EL CULTIVO EN IMÁGENES

El tabaco es una planta cultivada a lo largo de casi todo el planeta, en una amplia gama de suelos y climas. No es especialmente exigente, pero su calidad depende en gran medida de las condiciones en la que es cultivada.
Las técnicas de cultivo que se utilizan son muy parecidas en las distintas variedades cultivadas. A pesar de obtenerse productos finales diferentes, la mayoría de las técnicas son extensibles a casi todas las variedades que se cultivan en España con pequeños matices y salvedades propias de cada tipo.
El tipo de suelo en los que se cultiva en nuestro país es muy amplio. La planta se adapta a un amplio abanico de suelos. Sin embargo, los suelos franco-arenoso son más adecuados para el tipo Virginia E., mientras que franco-arcillosos y franco-limosos son más adecuados para Burley E. y Burley F.
El tabaco es una planta de clima subtropical. En su ambiente originario llueve cada 2 ò 3 días y los cielos están casi siempre nublados, por lo que la humedad ambiente es elevada. El riego es quizás el factor que más limita el cultivo, tanto desde el vista cualitativo como cuantitativo. Los caudales de riego, la frecuencia y la calidad del agua de riego inciden directamente sobre las cualidades de la hoja y perjudican el producto final si no son las adecuadas al tipo de suelo y a las condiciones del cultivo en un momento dado.

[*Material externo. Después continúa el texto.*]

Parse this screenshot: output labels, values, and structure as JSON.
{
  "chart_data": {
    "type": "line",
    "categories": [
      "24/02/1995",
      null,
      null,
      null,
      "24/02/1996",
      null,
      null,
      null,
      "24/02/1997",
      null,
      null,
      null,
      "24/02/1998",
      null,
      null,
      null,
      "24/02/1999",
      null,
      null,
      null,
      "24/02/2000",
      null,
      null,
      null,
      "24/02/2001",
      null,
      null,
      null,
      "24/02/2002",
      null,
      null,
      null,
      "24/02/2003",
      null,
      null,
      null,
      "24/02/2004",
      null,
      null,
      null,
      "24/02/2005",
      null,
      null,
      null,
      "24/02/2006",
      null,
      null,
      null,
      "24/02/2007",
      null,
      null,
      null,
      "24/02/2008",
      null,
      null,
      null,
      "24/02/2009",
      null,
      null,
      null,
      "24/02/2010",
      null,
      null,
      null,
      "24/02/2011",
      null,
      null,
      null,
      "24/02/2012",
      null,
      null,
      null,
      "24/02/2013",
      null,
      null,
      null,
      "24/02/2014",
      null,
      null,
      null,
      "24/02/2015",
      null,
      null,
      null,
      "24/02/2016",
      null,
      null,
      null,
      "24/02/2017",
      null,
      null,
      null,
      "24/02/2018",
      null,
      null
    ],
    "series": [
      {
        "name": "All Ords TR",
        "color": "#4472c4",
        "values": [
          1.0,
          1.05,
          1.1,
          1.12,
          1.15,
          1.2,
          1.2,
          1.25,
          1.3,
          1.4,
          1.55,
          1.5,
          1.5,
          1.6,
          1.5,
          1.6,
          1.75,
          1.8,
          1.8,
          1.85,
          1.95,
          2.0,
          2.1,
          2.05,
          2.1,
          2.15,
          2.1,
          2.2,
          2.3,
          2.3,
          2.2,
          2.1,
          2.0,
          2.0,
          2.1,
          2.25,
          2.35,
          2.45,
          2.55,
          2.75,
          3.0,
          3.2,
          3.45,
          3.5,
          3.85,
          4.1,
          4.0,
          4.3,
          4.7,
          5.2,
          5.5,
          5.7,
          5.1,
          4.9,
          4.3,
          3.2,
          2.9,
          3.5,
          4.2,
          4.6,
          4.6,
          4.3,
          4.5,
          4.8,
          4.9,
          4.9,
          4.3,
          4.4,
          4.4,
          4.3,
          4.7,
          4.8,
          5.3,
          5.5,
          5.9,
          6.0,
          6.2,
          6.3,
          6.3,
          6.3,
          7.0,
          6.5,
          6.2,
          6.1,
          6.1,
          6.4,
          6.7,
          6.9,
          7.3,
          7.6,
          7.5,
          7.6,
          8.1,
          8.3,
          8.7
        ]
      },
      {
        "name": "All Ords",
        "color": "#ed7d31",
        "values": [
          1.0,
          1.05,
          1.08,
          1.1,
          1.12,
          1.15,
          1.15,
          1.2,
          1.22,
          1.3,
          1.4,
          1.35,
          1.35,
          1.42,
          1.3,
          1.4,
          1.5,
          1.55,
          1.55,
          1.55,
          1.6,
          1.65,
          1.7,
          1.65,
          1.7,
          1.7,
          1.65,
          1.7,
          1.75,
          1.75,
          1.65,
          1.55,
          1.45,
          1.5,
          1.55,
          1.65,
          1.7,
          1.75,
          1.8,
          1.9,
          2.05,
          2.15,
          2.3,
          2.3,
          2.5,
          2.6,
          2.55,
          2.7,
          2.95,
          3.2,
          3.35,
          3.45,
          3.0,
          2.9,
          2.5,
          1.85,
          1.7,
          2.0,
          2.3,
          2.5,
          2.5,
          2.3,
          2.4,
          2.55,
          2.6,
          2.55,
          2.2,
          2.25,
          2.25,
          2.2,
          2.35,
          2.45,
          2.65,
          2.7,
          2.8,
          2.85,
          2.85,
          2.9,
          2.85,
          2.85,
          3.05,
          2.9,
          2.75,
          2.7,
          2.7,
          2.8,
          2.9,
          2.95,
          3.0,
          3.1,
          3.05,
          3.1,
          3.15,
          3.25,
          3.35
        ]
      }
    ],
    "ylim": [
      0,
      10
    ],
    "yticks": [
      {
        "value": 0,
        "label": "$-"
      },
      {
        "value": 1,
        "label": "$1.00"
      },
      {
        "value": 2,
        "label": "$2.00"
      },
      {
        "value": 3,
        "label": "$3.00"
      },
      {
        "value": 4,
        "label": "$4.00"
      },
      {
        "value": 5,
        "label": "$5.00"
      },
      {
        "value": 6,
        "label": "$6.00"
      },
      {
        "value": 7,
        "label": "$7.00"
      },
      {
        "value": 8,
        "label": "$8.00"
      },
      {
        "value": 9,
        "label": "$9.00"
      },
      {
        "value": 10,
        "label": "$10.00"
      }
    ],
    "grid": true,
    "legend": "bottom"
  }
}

En cuanto a las temperaturas, no es un cultivo especialmente exigente pero prefiere temperaturas que oscilen entre 15ºC y 30ºC, siendo ideal alrededor de los 25ºC, y su calidad depende en gran medida de las condiciones en la que es cultivada.
 
Como muchas hortícolas el cultivo se inicia con el semillero a finales de febrero o principios de marzo.
Los cultivadores de tabaco han conseguido erradicar el uso del bromuro de metilo aplicando una novedosa técnica de producción de plantas. Esta técnica es similar a la utilizada en los cultivos hidropónicos, sustituyendo la tierra del semillero por una balsa de agua.
Durante un periodo de dos meses las plantas crecen sobre una balsa de agua en bandejas de poliestireno.
Durante ese periodo se les dedica todo el cuidado que sea necesario: fertilización, tratamientos fitosanitarios y podas.
La capacidad de producción de este sistema roza las 900 plantas por metro cuadrado. Cuando la planta está lista se trasplanta.
A finales de abril y principios de mayo, se inicia el trasplante de las plantitas y comienza el cultivo en el campo. El periodo de cultivo se extenderá hasta septiembre en los tipos Burley y mediado o finales de octubre para los tiposVirginia.
Previamente se habrá procedido a la aplicación de nematocidas como medida preventiva contra esta plaga que es la mayor y más importante amenaza en todas las zonas de producción de tabaco.
La planta de tabaco es de crecimiento rápido, en apenas dos meses pasará de tener 15 centímetros a casi 2 metros cuando florece. Durante ese tiempo el cuidado es constante, labores y riegos se suceden para acompañar el desarrollo vegetarivo.
El tabaco es una planta exigente en riegos que acusa los periodos de sequía. La calidad de la hoja depende en gran medida de la disponibilidad de agua en el suelo máxima con las temperaturas extremas a las que se ve sometidas en Extremadura.
A los dos meses de trasplante llegará el momento del despunte. La inflorescencia es la culminación del ciclo de la mayoría de las plantas. En ese case debe procederse al despunte para que las hojas inicien los cambios fisico-químicos necesarios. Estos cambios son fundamentales para obtener un producto final de calidad. Cada día que se retrase el despunte supone la pérdida de 25 kg por hectárea en la producción.
Aún quedan algunas semanas para llegar al término del cultivo. Los tabacos claros y oscuros curados al aire llegarán a su punto de madurez para la recolección entre finales de agosto y principio de septiembre. Por contra, los tabacos curados tipo Virginia requieren un periodo más largo para dar por finalizada la cosecha.
Llegado el momento, las variedades curadas al aire son recolectadas en planta entera. Se transportan a los locales de curado y se cuelgan boca-abajo de alambres o de cuerdas.
Permanecerán en los secaderos hasta noviembre o diciembre. Y si el invierno es seco pueden dilatarse en el tiempo hasta que lleguen las lluvias. Las lluvias humedecen el ambiente y permiten el deshoje o separación de las hojas del tallo sin que se rompa.
Los tabacos curados flue-cured requieren un periodo de recolección más largo. Esta variedad se recoleta por grupos de hojas a medida que maduran y la planta permanece con todos los cuidados en el campo hasta finalizar la recolección. Es habitual que la recolección puede prolongarse hasta el mes de octubre.
El curado se realiza en secaderos de aire forzado y armósfera controlada y dura entre 7 - 8 días.